Details of CSUDH Contract

In the minutes of a CSUDH Foundation Board of Directors in April, when President Parham said the university had received $60 million from the state and that $20 million was earmarked for a new dining hall projected to open in spring 2026, the Foundation’s Executive Director Tranitra Avery detailed some parameters of the Aramark partnership, which was pending at the time, including:

It would be a  10-year agreement projected to bring in more than $30 million over its term,  including commissions, capital improvements into the university, and employment opportunities for  students.
The university would receive a signing  bonus once the agreement was finalized, along with capital improvements as much as $5 million within the first two years.

In a June meeting of the Foundation’s Board, Provost Michael Spagna said that with the salary increases for faculty, the university might not be able to meet its financial commitments without cutting back elsewhere. As a result, he said, the university would need to rely more heavily on income from its auxiliary services.
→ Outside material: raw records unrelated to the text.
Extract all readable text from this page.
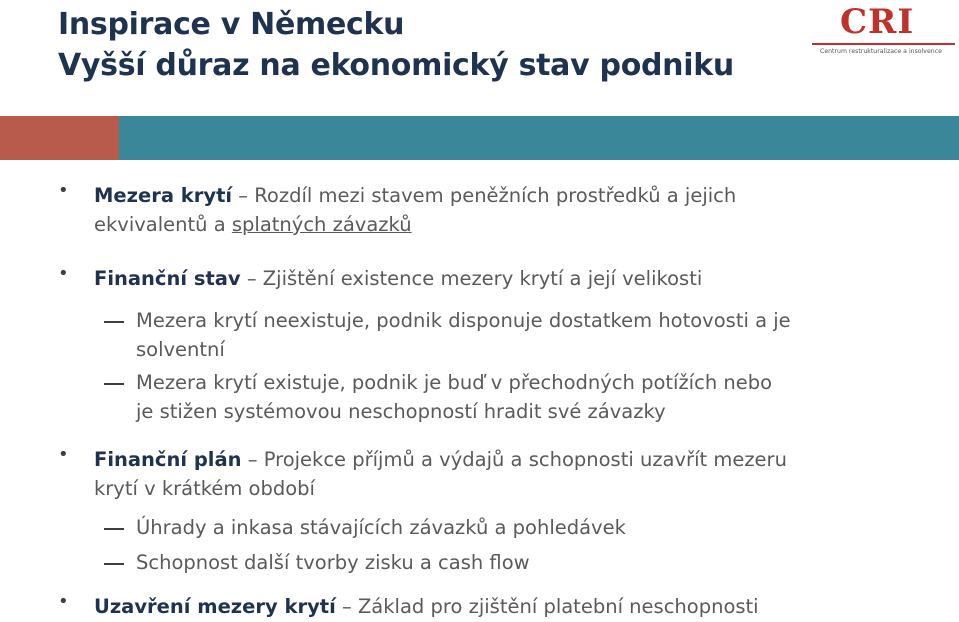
Inspirace v Německu
Vyšší důraz na ekonomický stav podniku
CRI
Centrum restrukturalizace a insolvence
• Mezera krytí – Rozdíl mezi stavem peněžních prostředků a jejich
ekvivalentů a splatných závazků
• Finanční stav – Zjištění existence mezery krytí a její velikosti
Mezera krytí neexistuje, podnik disponuje dostatkem hotovosti a je
solventní
Mezera krytí existuje, podnik je buď v přechodných potížích nebo
je stižen systémovou neschopností hradit své závazky
• Finanční plán – Projekce příjmů a výdajů a schopnosti uzavřít mezeru
krytí v krátkém období
Úhrady a inkasa stávajících závazků a pohledávek
Schopnost další tvorby zisku a cash flow
• Uzavření mezery krytí – Základ pro zjištění platební neschopnosti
Auxiliary services at public universities are revenue-generating streams that are not contingent on state budgeting, such as student housing, dining services, campus bookstores and vending machines. At CSUDH, the entity that oversees some auxiliary services, including dining, the infant and toddler development center,  and filming on campus, is the CSUDH Foundation, a non-profit organization.

According to its website, the Foundation was “incorporated in 1968 as a partner of the University to provide services and develop and enhance programs that are an integral part of the University’s educational mission.”

Despite vocal opposition from some students at the Town Hall, Aramark is hiring in Carson, California. Since the day before Monday’s town hall, Aramark has posted eight job types in the city, ranging from retail supervisor to peer-to-peer student worker, on its website.